When I was 23 I got my diagnosis on provoked generalized vulvodynia. I”ve finally found a specialist in vulvar pain that heard me and valued my ailments. Finally someone that told me that my pain is real. It was a relief to be diagnosed after so many years of being neglected and silenced.

I”ve tried a lot of treatments to manage my pain like physical therapy, pregabalin/ gabapentin, anti depressants, lidocaine, opioids, acupuncture and even surgery in 2017 (vestibulectomy). My pain has decreased a little bit but not significantly but I keep trying with a multidisciplinary approach. I am now on my way to neuropathic procedures such as neuromodulation.

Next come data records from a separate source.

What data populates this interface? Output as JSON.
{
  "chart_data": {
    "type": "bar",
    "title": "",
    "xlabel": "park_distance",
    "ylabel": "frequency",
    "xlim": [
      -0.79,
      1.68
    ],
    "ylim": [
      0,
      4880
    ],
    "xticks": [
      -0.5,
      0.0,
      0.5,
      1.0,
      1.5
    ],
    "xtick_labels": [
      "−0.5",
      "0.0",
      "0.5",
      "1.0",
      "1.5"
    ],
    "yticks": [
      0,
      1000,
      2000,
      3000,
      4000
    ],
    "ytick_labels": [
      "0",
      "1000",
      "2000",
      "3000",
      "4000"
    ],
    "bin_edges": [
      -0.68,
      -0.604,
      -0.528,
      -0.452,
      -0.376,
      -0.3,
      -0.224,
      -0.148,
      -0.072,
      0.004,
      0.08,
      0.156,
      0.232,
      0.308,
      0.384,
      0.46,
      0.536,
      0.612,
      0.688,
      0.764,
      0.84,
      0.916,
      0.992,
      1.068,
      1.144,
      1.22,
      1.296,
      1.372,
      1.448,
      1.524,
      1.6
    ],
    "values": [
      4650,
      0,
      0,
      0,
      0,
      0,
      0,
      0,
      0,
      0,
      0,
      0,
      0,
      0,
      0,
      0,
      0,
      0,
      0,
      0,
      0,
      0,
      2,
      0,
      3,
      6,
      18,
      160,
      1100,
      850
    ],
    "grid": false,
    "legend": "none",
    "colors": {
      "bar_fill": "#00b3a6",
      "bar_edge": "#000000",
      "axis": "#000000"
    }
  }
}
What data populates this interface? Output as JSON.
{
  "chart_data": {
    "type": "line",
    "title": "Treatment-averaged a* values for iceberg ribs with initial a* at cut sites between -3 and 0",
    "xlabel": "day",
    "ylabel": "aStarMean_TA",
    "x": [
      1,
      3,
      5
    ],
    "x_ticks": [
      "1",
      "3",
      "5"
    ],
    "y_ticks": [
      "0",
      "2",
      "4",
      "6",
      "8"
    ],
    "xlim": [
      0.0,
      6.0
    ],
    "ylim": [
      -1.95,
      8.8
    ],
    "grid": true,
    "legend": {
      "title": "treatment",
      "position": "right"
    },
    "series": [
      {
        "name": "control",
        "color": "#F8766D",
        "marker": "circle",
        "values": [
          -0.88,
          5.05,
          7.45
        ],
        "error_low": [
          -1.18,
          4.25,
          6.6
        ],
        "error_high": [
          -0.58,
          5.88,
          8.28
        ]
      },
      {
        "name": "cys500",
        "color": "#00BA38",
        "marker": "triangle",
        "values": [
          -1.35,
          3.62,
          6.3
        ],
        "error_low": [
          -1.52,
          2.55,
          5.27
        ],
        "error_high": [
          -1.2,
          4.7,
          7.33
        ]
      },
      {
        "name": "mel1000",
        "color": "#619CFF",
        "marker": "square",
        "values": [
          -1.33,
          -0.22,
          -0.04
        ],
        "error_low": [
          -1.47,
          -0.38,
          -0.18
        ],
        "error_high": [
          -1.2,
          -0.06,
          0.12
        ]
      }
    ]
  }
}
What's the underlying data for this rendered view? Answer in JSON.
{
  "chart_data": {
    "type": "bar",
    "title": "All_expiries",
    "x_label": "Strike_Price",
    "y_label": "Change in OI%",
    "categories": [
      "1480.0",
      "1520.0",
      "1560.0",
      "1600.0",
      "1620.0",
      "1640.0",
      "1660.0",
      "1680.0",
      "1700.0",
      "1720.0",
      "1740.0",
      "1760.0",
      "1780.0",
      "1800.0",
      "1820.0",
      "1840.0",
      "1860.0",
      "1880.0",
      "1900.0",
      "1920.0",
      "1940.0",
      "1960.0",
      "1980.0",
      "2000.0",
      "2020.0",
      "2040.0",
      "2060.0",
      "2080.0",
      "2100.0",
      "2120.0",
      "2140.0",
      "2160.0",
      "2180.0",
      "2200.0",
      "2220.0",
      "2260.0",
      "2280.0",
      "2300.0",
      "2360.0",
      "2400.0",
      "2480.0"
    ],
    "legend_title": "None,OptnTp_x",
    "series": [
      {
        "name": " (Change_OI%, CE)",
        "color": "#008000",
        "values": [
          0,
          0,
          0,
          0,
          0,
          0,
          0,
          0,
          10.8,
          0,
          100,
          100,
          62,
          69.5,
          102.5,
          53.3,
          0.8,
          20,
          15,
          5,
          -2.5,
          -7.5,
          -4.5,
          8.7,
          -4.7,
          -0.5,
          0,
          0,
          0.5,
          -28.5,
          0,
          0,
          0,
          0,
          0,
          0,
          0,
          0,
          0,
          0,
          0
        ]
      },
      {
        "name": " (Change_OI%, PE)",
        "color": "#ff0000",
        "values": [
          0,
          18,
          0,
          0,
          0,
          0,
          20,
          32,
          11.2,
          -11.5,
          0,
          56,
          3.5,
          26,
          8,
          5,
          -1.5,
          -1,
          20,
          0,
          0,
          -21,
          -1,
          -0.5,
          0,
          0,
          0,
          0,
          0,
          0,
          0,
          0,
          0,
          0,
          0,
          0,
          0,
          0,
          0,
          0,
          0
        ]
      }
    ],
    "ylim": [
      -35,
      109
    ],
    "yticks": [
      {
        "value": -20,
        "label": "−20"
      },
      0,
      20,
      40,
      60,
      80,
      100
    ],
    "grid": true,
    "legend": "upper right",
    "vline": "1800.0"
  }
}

Living with this kind of pain for so many years led me to a path of reconnecting with my body and making peace with my pain. I am a psychologist and I have a degree in clinical sexology counseling. My pain led me to get closer to female healthcare. It led me to acknowledge that as a health care providers, we should listen and treat people with respect, sensibility and always always provide them with ways to deal and cope with this kind of situations. I have treated women with gynaecological problems and pain for some time and now I realize that I”ve made peace with my pain helping others with their pain, helping them healing or managing the pain. I am about to start a support group for woman with pelvic and vulvo-vaginal pain in Portugal.

I believe and hope that sharing my experience with other women can really help manage the disease psychologically. This kind of platforms like Peace With Pain are a huge help as well on this matter. Thanks for that! It hasn’t been easy (not a single day since I was seventeen),  but now I’ve found a purpose that helps me get though my hardest days or weeks or months.